In written testimony, residents of South Texas said lack of affordable health care in the predominantly Latino region meant women couldn’t get biopsies or treatment for cancer and other serious conditions.
A Nurse-Family Partnership program has asked for Alternatives to Abortion funding, saying its mission of pairing low-income mothers with a nurse during pregnancy and for a few years after they give birth fits squarely within the goals of the anti-abortion program.
“We are prepared to fill the gap of health care and education services needed by pregnant mothers that the current program does not fully provide,” a representative of the nurse program said in written testimony.
Since 2020, the state has required Alternatives to Abortion contractors to successfully sign up at least one-fifth of the people they refer to the Nurse-Family Partnership program. But lack of funding for the nursing program — and the fact that it’s not in every region of the state — means not all the women sent by Alternatives to Abortion can get in. Some have been placed on waiting lists.

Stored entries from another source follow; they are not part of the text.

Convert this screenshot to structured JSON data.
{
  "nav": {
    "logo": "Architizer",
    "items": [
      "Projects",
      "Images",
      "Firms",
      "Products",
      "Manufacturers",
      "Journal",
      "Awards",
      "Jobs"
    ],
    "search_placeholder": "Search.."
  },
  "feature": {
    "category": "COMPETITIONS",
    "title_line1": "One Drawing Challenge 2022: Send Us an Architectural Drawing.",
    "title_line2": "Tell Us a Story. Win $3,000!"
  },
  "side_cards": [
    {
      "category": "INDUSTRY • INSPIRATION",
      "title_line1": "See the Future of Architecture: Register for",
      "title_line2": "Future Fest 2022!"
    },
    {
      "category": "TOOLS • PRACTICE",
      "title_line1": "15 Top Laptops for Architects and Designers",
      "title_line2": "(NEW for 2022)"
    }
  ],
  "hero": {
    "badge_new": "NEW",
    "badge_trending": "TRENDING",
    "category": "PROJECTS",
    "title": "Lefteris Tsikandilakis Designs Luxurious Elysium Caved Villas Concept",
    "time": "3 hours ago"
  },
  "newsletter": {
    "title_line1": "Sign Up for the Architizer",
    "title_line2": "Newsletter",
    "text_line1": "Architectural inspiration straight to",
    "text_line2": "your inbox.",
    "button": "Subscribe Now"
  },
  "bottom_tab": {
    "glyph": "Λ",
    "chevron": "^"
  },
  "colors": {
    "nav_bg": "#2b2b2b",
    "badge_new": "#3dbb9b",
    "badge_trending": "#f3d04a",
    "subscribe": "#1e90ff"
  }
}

Contractors must sign up a similar percent of people for Medicaid.
Alternatives to Abortion’s offerings are more loosely defined than medical services, which are assigned strict numerical codes to denote the procedure or typical time spent. Because it’s a social service program, there is no minimum time for an Alternatives to Abortion counseling session, for example, and one of the contractors said they tailor counseling sessions or classes based on a woman’s needs.
Program spreadsheets provided to the Tribune under public information laws suggest there can be considerable variance.
Between September 2019 and August 2020, the Texas Pregnancy Care Network reported more than a dozen women received over 1,000 counseling services and classes in a single month — meaning that on average they each would have taken at least 16 classes and gone to 16 counseling sessions every day. More than 70 received more than 300 counseling sessions and classes in a month, about 10 each day.
McNamara said these numbers could reflect the experiences of women who live in a residential unit where counseling sessions could range from as few as four minutes to as long as 90. It could also possibly show instances where people received counseling that touched on multiple topics like pregnancy and life skills. (Facilities are reimbursed based on “the amount of care given,” he said.)
Zaffirini, the state senator, said the different lengths of counseling sessions could reflect people’s willingness and desire to engage.
Krause, the representative who supports the program, said each family’s needs are different and that it would be “wrong and ineffective” to try to streamline counseling or similar social services.
Weldon, with the state health commission, said the agency has worked to “ensure consistency in data reported across the contractors” as the program has grown, including by offering technical assistance and a training session to help with accurate reporting.
The health commission, she said, is “reviewing that data.”